This is the easy pie crust (known as “pat a pan”) recipe that we used for the lemon meringue pie this week. This pie crust recipe was in the Amish Cook’s Baking Book and has become our go-to crust recipe.
What we like about this is that you don’t have to roll it out, you just make it right in the pan! This is a great one for kids to work on. I’m sure this will be Aster’s first pie crust that she helps make.
On the other end of the age spectrum, my grandma recently marveled over the crust, For an 89-year-old who still loves to cook but doesn’t have the dexterity she once had, this will be a great crust. Rachel will be going over there soon to show her how to make it.
Definitely a great, flaky crust! This is a picture of the crust we used for the lemon pie.
- 1½ cups of flour
- 1½ teaspoons sugar
- ½ teaspoon salt
- ½ cup vegetable oil
- 3 Tablespoons cold milk
- Place the flour, sugar, and salt in the pie pan and mix with fingertips until evenly blended.
- In a measuring cup combine the oil and milk and beat until creamy.

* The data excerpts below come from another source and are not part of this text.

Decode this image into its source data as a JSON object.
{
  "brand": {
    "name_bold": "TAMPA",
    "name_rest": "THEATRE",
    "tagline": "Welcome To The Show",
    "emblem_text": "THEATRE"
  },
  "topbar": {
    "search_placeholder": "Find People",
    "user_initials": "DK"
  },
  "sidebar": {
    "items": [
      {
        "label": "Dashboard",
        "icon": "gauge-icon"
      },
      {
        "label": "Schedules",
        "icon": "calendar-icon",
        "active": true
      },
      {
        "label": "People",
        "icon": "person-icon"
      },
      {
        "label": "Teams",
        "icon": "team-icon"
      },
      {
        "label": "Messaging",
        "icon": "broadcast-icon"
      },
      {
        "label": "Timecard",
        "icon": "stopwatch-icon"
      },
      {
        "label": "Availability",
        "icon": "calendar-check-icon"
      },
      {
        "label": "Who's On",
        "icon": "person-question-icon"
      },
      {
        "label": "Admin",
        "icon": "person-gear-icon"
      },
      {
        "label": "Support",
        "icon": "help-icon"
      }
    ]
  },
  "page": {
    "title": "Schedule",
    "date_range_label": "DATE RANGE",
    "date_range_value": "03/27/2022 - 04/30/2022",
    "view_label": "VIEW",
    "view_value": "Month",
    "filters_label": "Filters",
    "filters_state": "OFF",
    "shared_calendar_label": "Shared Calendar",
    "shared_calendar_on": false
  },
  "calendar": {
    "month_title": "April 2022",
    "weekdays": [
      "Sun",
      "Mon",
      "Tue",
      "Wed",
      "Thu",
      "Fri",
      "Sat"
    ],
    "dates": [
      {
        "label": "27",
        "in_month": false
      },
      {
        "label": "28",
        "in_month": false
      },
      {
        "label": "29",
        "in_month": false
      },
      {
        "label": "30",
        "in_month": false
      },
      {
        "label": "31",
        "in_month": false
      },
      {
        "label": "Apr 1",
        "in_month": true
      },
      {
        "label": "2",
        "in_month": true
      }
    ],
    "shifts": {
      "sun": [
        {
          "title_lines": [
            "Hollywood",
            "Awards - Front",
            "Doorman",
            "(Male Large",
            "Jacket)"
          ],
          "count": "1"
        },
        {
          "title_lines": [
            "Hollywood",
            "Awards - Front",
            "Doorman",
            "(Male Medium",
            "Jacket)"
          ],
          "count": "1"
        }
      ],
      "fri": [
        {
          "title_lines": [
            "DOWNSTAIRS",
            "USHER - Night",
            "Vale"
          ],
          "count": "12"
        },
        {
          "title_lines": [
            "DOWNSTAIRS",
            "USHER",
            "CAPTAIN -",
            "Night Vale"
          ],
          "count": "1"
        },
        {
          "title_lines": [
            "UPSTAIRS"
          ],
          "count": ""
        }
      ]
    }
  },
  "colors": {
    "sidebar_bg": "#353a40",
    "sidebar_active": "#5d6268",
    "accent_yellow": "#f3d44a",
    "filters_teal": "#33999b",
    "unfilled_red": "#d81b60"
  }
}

- Pour all at once over the flour mixture. Mix with a fork until the flour mixture is completely moistened.
- Pat the dough with your fingers, first at the sides of the plate and then across the bottom.
- Flute the edges.
- Shell is now ready to be filled.
- If you are preparing a shell to fill later or your recipe requires a prebaked crust, preheat oven to 425.
- Prick the surface of the pastry with a fork and bake 15 minutes.
- Check often and prick more if needed.